Siúan Póirtéir compares approaches to memorialising queerness in two of London’s 2017 exhibits
This year, both the British Museum and the Tate Britain marked 50 years since the passing of the Sexual Offences Act, which partially decriminalised male homosexuality in England and Wales, with exhibits that illustrated the presence of various expressions of queerness throughout history.
The exhibits draw connections between artworks and artefacts through time in order to convey the long and interconnected histories of the LBTQ experience. In doing so, both the Tate Britain’s Queer British Art 1861-1967 and the British Museum’s Desire, Love, Identity: Exploring LGBTQ Histories reclaim lost or invisible narratives of the past, and demonstrate how we can come to engage on a deeper level with concepts such as gender and sexuality by re-memorializing and re-evaluating examples throughout history which challenge the dominant narratives that often erase marginalised identities.
Indeed, the major strength of these exhibits is that they offer an example of how to return to images and items from the past and utilise curation to challenge prevailing dominant understandings of the past generally held by society and show that diversity of gender and sexual identity far outstretches the narrow trajectory suggested by much of our contemporary media sources.
However, in spite of noted collaboration from LGBTQ groups in the case of both exhibits, criticisms point to the lack of diversity reflected in the exhibition and the marked attentiveness to white male cisgender members of the LGBTQ community.

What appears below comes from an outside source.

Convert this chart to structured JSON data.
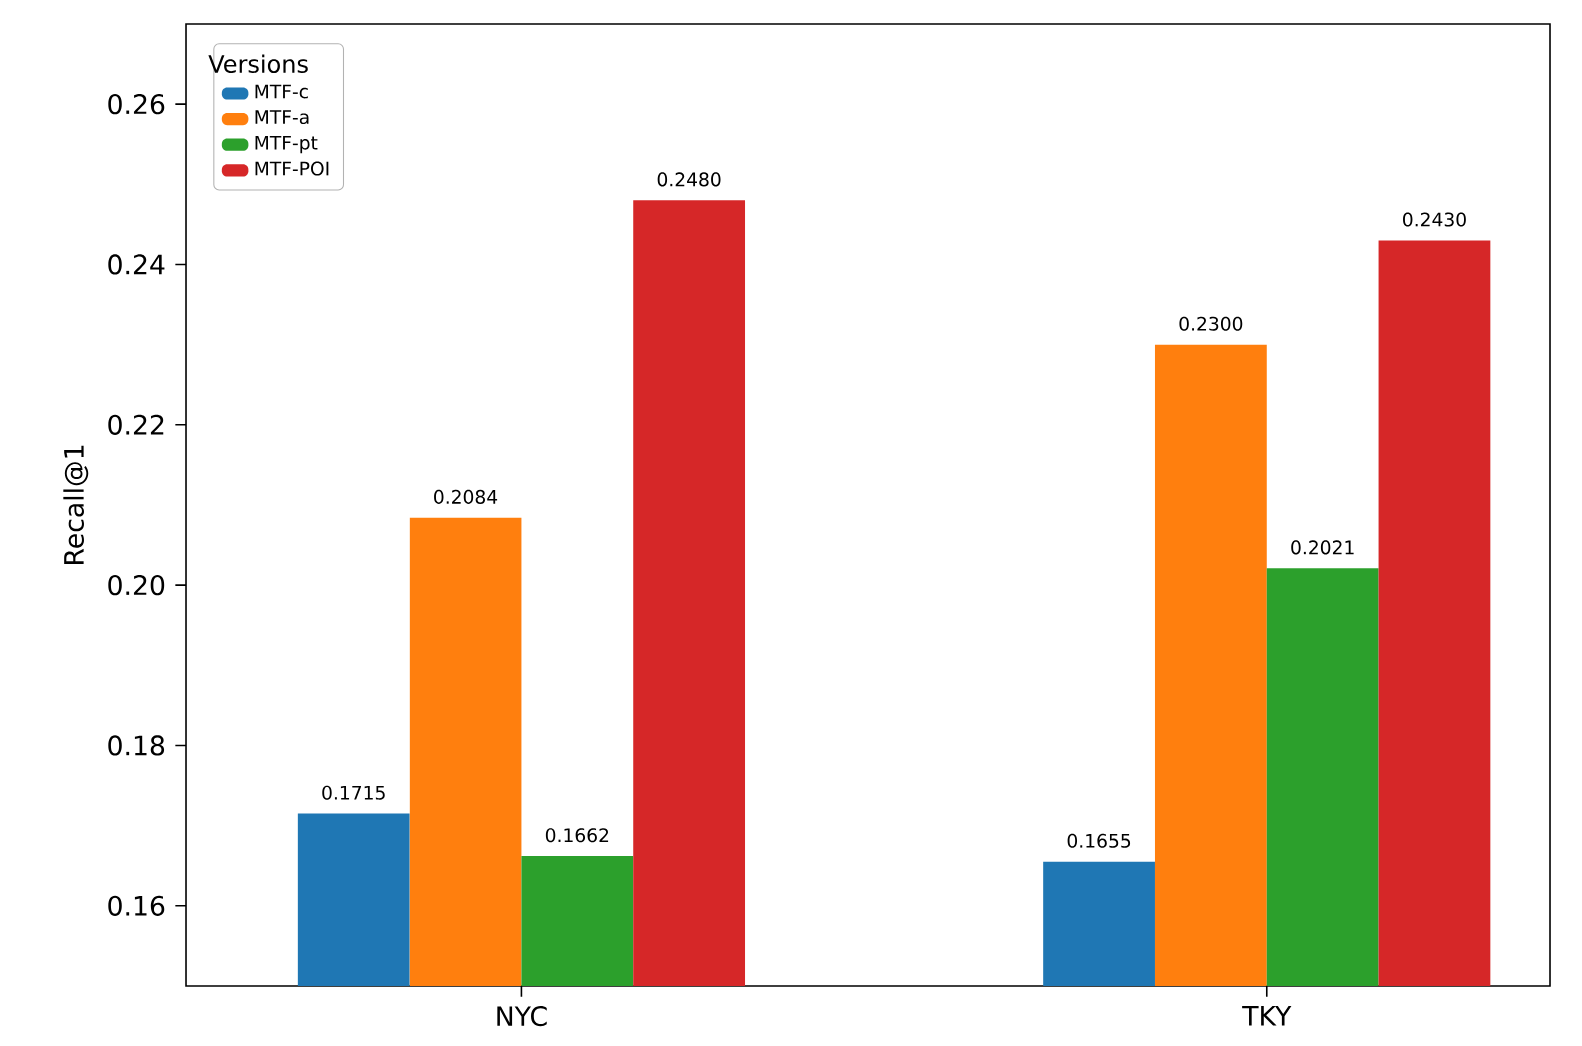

This attentiveness arguably highlights the already most visible group that belong to this much wider community, and fails to consider the greater necessity to make such exhibits a space where more marginalised stories can emerge and provide some audiences with their first experience of identification with an object of art or artefact in such a traditionalist cultural venue. In some cases, it even excludes some of these other identities altogether; I noted a couple of comment cards at the end of the Queer British Art exhibit which expressed a tangible sense of anger and frustration at the absence of any works which represented their experiences of queer life.
Perhaps part of the trouble, is the suggestion in the descriptors ‘queer’ and ‘LGBTQ’ in titles of these exhibits of the level of inclusion and the diversity to be expected from these curated collections. Their titles imply a more balanced narrative than the reality, which is unsurprisingly dominated by white cisgender men. This imbalance is particularly noticeable walking around the Tate’s Queer Art exhibit, while the global stretch of the trail at the British museum affords more opportunity to convey sexual and gender diversity across cultural and geographic locations. There is certainly a slanted portrayal of the LGBTQ experience present in both exhibitions which leaves visitors from within these communities and others already aware of the true diversity contained within the term ‘queer’ feeling somewhat disappointed, or at least, feeling like this might be a bit basic for 2017.
But although these exhibits were admittedly flawed in several ways, they also spoke to many people who felt their voices had been silenced up until now in such spaces, as indicated by other comment cards left at the exit to Queer British Art which expressed a poignant sense of appreciation for the positive work done by the exhibit. Despite their failings, these shows entered into relevantly un-trodden territory for the conventional world of art and history engaged with in institutions like the British Museum and the Tate Britain. I see these efforts as a beginning to a wider cultural project, not as finished products. In curating these exhibits with the intention of telling untold or under-told stories through combining pictures already included in public collections, these projects have ushered in the possibility of returning to what we think we know of the past, and re-reading artworks and artefacts which will expand our vision of the world and the identities and sexualities contained within it. I am hopeful that future attempts at such curatory projects will cast their net even wider, becoming increasingly more inclusive and with increasing swiftness move away from any individual dominant identity to reflect the true diversity of the human experience.